I was quite surprised on Tuesday to read how mothers should not use wet wipes on a baby’s skin, as the chemicals embedded in a wipe can cause some over-sensitive babies to develop allergies such as eczema.  I only remember using good old-fashioned soap, water, and cotton wool or a soft flannel when my own two sons were babies, but when I was pregnant back in 1982, people who had been there and done it already were full of advice about what I should or shouldn’t do regarding baby and child care.  I listened to them all and to my health visitor who of course had much to say on the topic, but interestingly enough she’d had no children of her own.

I’ll give some explanations below as to the advice I followed 35 years’ ago,  and how it had changed by the time my first grandchild was born in 2005.

1.  Always lay a baby on its front or its side to go to sleep, never on its back.

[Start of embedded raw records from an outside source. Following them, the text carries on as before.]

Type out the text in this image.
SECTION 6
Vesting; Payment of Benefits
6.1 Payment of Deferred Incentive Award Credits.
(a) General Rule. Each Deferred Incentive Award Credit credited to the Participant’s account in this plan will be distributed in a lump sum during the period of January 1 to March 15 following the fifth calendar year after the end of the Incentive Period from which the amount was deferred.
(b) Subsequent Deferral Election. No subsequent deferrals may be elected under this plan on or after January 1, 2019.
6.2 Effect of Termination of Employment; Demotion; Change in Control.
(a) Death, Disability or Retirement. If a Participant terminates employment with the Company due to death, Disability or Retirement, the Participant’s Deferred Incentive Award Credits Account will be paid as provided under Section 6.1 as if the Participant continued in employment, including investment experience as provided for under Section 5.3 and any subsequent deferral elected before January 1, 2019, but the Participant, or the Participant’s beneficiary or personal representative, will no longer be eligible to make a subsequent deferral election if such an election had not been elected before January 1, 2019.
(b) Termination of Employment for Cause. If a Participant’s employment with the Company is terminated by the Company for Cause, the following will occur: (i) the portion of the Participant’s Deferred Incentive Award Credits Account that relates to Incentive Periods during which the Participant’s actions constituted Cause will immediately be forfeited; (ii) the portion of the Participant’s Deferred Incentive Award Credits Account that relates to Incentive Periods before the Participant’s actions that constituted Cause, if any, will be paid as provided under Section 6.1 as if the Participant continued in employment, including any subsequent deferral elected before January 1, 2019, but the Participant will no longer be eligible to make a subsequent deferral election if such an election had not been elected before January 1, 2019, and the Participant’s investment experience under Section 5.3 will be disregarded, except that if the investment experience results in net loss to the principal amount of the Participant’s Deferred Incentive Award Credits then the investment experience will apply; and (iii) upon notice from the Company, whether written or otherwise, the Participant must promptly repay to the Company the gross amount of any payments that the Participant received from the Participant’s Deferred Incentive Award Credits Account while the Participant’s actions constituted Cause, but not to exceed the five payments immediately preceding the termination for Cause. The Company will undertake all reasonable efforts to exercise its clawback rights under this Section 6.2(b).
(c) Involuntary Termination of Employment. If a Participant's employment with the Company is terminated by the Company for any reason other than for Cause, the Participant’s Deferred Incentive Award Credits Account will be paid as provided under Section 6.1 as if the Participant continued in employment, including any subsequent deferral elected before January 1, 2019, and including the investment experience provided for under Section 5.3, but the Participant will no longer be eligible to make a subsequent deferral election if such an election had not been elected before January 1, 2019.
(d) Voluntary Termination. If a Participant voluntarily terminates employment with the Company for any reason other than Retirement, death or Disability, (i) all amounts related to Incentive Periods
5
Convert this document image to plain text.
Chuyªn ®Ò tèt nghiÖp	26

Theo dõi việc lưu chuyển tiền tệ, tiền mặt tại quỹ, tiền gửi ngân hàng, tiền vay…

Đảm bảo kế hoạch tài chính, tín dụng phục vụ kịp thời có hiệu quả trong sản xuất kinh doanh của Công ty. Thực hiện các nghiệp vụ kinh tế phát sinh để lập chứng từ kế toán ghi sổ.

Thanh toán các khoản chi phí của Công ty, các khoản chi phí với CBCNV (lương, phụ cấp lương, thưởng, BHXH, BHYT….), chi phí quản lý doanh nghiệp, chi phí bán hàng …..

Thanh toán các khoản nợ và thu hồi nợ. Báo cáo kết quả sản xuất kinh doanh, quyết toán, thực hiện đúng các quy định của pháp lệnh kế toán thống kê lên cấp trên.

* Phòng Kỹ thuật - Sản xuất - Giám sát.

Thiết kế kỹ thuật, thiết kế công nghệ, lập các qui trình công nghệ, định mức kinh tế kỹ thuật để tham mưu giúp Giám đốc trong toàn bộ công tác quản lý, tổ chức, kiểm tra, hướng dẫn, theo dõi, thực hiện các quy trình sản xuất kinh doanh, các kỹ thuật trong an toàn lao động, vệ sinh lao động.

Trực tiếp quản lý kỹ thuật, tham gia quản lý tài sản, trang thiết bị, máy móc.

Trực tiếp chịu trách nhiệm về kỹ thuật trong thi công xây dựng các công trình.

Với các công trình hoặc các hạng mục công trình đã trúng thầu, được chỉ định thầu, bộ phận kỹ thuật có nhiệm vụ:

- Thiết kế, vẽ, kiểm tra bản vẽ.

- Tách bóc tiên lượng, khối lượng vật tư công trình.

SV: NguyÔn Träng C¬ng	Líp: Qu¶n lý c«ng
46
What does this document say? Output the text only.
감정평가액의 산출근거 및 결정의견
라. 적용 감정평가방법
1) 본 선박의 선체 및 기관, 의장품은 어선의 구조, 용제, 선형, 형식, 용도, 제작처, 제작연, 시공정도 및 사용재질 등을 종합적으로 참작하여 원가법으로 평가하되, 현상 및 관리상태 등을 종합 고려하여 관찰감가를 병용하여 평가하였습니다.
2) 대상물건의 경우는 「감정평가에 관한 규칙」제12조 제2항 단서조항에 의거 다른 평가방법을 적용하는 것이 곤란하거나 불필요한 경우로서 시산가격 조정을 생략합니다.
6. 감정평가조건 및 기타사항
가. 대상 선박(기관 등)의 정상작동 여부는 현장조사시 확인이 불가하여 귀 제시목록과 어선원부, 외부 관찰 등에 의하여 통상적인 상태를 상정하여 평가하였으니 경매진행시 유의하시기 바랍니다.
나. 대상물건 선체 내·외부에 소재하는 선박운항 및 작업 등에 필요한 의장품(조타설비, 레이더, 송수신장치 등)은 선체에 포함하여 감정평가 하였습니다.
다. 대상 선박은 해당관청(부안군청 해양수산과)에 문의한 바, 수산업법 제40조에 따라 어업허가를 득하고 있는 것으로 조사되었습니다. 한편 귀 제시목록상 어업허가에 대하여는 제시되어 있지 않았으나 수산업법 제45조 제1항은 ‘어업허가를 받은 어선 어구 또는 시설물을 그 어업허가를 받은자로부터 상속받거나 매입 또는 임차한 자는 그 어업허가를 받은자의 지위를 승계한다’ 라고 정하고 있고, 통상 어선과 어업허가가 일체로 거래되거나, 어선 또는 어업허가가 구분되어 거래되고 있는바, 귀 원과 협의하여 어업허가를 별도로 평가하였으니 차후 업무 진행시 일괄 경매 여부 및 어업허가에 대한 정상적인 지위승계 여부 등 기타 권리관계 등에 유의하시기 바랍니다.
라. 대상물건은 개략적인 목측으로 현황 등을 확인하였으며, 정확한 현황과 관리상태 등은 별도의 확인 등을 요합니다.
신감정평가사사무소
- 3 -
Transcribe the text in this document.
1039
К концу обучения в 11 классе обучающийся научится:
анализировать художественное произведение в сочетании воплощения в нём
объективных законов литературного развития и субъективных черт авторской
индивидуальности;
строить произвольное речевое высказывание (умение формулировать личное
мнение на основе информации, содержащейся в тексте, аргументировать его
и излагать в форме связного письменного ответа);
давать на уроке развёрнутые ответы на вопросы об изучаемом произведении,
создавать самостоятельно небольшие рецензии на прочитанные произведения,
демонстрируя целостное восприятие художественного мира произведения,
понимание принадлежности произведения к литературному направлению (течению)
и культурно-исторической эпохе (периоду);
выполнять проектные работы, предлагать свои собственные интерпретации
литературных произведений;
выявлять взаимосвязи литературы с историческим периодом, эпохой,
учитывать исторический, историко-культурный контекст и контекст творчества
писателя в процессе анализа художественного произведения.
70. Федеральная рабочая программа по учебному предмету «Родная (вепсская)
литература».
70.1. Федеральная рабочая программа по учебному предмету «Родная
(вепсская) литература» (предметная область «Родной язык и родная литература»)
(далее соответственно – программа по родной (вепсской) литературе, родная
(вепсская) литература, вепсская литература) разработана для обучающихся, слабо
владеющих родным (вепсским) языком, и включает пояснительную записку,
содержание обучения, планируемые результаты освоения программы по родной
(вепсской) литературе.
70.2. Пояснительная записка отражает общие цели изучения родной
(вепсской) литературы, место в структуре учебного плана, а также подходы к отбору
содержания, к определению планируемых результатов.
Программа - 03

I followed this advice religiously, afraid that my two sons might vomit and choke to death if they were laid flat on their backs.  Now the advice is always to lay a baby on its back and never on its front!

2.  If your baby has colic, see your GP who will prescribe Merbentyl Syrup.

This was the advice I was given back in 1982 when Leon, furious with his milk-only diet and with tiny hands balled into fists and little legs drawn up in pain, screamed night and day.  Merbentyl Syrup certainly eased the poor sod’s pain.  However, when I mentioned it to my daughters-in-law, they had never heard of it.  I found out that it was now not recommended and had been discontinued.

3.  Start weaning babies onto solid food at 4 months.

My sons were ready for rusks and pureed fruit at 4 months and gobbled everything down gratefully.  Now mothers are told not to wean until 6 months.  Still, this has to be better than when my grandmother had given birth to her first baby back in 1926.  She’d been given no advice at all, and had to take her newborn to Bethnal Green hospital after trying to feed him a large saveloy and a plate of pease pudding!

4.  Give only boiled water after 6 months if they wake in the night.

My health visitor told me this when I mentioned that we were getting no sleep.  She told me that Leon was becoming ‘crafty’ and knew that if he screamed I would come running.  Apparently if you only gave babies water during the night they would soon realise they were not going to get fed and go back to sleep.  It was at this point I asked her if she’d had any babies of her own (the answer was negative).  After 6 months you are desperate for sleep, and you know that water isn’t going to soothe a hungry baby screaming for food at 3 am!

My daughters-in-law were told to feed on demand day and night.  Neither of them got any sleep until their babies were at least 3 years old.

5.  Give boiled water in-between feeds.

Of course!  It makes sense, especially on a hot day, as babies are humans too and are made up of about 60% water.  I always carried bottles of cooled boiled water around with me for my babies.  However, my daughters-in-law were told not to give water in-between feeds, as it would dilute their milk (they breast-fed).  I never breast-fed, but still can’t get my head around the advice not to give a baby anything to drink in-between feeds.

6.  Toilet train at 2 years old.

This works very well actually (you won’t get much of a result before the age of 2).  You pick a few weeks in the summer and let the infant run around in the garden with nothing on its lower half, while you watch them like a hawk with a poe in your hand, ready to sit them down on it at the crucial moment.  They soon get the hang of it.  However, my daughters-in-law used ‘trainer pants’ and the ordeal went on for months.  The kids thought they had nappies on and couldn’t feel the unpleasant sensation of urine running down their legs (girls) or seeing themselves pee (boys).  One granddaughter was over 3 years old before she was toilet trained!

Strange, isn’t it, how advice changes over the years!  If you’ve had babies, what advice were you given as a new parent?